One could argue David Cronenberg’s effort to break his own mold came when he followed up his string of Shivers–Rabid–The Brood–Scanners–Videodrome–The Dead Zone–The Fly–Dead Ringers with the adaptation of William Burroughs’ Naked Lunch. But given that film’s reliance on giant bugs – hallucinated or otherwise – let’s skip over that and get to his biggest out-of-genre leap, M. Butterfly.
No giant bugs. No exploding heads. No flesh-eating neighbors. The adaptation of a hit Broadway play, M. Butterfly is a romance of sorts, albeit a one-sided one.
Jeremy Irons (replacing the stage’s John Lithgow) plays married stick-in-la-boue French diplomat René Gallimard, who becomes uncharacteristically smitten with an opera singer while doing government work in China.
You know, I know and anyone with eyes should know (except Gallimard) that Song Liling (John Lone) is a dude.

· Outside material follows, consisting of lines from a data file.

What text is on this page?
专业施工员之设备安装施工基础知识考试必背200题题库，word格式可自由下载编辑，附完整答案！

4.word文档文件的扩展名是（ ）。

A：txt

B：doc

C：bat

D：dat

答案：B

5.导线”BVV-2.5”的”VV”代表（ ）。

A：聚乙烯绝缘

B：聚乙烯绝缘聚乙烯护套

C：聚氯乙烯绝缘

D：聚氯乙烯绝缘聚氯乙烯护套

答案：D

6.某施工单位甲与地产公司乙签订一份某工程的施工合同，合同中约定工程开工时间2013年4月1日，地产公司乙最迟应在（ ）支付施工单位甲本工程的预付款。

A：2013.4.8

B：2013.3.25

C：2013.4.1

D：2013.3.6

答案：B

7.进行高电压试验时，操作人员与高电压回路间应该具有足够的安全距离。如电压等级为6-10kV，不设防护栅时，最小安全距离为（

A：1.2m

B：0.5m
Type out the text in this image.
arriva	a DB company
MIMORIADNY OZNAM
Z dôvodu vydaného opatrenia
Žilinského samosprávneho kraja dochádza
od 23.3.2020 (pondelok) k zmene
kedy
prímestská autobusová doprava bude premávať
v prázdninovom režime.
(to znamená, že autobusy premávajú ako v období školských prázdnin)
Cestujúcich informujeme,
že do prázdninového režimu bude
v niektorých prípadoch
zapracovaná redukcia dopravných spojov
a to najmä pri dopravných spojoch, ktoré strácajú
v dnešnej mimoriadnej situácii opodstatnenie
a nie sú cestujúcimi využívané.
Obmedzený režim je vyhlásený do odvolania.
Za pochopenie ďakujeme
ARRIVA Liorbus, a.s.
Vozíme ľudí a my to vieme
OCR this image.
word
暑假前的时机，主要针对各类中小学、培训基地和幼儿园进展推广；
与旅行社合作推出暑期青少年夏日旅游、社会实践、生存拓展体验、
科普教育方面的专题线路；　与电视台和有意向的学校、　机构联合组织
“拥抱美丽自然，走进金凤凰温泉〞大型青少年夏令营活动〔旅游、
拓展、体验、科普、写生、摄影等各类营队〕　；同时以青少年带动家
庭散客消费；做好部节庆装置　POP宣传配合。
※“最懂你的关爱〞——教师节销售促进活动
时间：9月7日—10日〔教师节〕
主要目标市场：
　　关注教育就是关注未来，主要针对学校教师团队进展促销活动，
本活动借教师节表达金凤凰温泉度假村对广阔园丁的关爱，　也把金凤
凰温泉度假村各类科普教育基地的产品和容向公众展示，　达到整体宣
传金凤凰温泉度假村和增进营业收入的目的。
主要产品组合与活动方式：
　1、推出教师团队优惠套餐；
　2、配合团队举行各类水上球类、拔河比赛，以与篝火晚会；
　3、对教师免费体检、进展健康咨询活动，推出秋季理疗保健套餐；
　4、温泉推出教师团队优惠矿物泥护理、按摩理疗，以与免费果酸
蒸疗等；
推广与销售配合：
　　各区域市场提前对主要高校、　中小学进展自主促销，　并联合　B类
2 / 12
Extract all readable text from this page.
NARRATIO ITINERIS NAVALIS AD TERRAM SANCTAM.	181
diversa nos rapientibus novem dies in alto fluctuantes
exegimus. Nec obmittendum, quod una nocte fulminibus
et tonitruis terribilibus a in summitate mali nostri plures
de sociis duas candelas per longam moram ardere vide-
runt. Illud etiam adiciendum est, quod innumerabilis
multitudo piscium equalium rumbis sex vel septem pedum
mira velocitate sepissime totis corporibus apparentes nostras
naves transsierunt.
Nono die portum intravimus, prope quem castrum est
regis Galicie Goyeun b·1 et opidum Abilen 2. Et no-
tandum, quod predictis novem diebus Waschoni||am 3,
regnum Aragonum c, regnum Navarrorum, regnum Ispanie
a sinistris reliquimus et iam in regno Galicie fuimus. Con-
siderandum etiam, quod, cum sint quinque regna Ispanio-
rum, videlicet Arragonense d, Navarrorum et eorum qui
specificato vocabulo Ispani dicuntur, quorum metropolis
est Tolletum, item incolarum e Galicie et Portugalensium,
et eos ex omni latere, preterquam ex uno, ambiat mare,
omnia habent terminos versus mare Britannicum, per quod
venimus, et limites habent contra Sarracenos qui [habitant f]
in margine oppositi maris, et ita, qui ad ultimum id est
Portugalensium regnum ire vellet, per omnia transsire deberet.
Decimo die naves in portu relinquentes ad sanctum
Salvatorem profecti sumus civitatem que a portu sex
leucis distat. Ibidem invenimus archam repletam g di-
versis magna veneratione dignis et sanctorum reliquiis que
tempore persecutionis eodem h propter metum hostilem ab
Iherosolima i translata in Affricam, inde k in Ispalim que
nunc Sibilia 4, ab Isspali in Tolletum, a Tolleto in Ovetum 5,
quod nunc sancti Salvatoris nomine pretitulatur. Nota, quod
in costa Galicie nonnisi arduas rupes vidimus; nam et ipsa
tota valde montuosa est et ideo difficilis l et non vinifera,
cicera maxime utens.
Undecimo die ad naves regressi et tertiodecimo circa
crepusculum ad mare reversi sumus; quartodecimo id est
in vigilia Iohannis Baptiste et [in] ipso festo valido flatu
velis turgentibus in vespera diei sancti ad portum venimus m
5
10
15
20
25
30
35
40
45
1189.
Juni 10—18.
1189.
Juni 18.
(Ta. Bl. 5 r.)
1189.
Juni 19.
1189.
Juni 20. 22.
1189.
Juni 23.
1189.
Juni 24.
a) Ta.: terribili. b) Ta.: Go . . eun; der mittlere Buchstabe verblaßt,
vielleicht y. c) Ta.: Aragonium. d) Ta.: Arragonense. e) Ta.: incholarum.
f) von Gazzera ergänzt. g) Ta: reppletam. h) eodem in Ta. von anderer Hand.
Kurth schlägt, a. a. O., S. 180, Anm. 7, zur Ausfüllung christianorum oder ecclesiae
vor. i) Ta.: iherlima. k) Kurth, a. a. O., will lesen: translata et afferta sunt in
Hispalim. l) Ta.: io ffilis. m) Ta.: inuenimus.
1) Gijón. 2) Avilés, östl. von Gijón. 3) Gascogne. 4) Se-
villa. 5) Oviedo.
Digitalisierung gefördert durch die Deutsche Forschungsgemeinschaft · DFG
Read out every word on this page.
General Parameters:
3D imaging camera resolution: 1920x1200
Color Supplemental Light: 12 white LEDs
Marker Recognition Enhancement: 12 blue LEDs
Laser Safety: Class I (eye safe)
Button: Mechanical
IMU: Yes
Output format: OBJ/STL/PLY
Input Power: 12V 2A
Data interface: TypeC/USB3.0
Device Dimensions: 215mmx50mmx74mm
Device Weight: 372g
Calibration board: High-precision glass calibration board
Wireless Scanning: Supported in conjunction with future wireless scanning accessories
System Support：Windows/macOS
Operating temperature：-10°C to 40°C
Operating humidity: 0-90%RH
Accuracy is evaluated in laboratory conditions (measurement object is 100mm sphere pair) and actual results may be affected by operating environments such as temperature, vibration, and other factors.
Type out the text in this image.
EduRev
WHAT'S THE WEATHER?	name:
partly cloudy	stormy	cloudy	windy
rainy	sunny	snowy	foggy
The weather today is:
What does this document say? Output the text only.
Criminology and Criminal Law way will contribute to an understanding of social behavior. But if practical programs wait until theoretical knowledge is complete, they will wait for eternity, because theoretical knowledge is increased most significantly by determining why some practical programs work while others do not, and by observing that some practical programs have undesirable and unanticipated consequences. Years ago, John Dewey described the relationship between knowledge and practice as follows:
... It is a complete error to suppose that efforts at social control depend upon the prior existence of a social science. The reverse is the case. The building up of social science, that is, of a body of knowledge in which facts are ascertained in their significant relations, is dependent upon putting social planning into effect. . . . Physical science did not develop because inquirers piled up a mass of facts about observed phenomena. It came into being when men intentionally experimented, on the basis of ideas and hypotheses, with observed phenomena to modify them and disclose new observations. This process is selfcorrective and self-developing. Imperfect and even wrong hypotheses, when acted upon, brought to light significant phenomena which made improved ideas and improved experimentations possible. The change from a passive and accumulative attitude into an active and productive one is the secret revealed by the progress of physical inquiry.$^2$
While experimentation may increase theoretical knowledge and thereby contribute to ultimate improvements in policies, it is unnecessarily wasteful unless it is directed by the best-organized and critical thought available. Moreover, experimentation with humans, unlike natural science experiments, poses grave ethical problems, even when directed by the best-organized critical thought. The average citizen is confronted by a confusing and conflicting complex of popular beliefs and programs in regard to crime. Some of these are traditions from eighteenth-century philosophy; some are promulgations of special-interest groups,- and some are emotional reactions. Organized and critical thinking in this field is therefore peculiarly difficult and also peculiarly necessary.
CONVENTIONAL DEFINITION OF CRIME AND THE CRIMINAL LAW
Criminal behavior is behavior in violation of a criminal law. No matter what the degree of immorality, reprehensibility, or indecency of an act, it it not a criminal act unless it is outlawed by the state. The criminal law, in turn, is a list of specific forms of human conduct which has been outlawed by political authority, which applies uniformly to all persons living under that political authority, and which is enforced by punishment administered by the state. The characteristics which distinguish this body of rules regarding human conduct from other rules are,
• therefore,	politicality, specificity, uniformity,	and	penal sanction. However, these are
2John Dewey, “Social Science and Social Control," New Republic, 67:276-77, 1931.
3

Further, (semi-spoiler ahead) he turns out to be a spy collecting info from the gullible guy.
This goes on for years. And years.
How, one might rightly ask, does a man not realize his long-term lover is a man? Wouldn’t there be … physical evidence of sorts?
In the hit play from which the film is based, that question – if not the answer – is raised early, directly confronting the natural cynicism an audience brings to this audacious concept. By addressing the huh? factor early, it pulls us in.
The film merely tells us what we are about to witness is inspired by a true story.
That it is. At least in outline.
But playwright (and screenwriter) David Henry Hwang is more interested in our willingness to buy into the myths we create than with actual history. That works on stage, with abstract sets, short scenes blending into each other and with the opening set in prison. There, in the artificiality of a live theater, it’s easier for audiences to enter Gallimard’s mind and to understand how Liling manipulates his desires. Deftly deconstructing Puccini’s Madame Butterfly and the white-male fantasy it’s anchored in, playwright Hwang created a world where illusion was possible, and Gallimard talks to us directly.
That helped two much more effective stage-to-screen adaptations, Amadeus and Equus. Like M. Butterfly, both featured direct address to the audience from a troubled main character. On screen, the adaptors of Amadeus and Equus both found ways to retain that intimacy; granted, Salieri’s is couched as a confession to a priest but it serves the same purpose.
By dispensing with that kind of exposed opening and running in the opposite direction of theatricality, Cronenberg’s film reduces the tale to conventional melodrama. And because the twist is built into the marketing and the notoriety of the play, there’s no Crying Game surpriseof waiting for just when he is going to wise up.
Which he doesn’t.
To its credit, the cinematography by Cronenberg stalwart Peter Suschitzky is lovely and the costumes by Denise Cronenberg hold the eye when the plotting doesn’t. But that’s hardly enough to make this a worthy watch.
No doubt knowing there wasn’t an audience for a meh adaptation with little chance of awards support, Warner Brothers didn’t give this one much of a push. And Cronenberg, after a three-year gap, moved on to Crash – not the inexplicable Oscar-winner Crash. The other Crash. The one with sex and auto accidents. A very different, but more Cronenberg-ian, romance.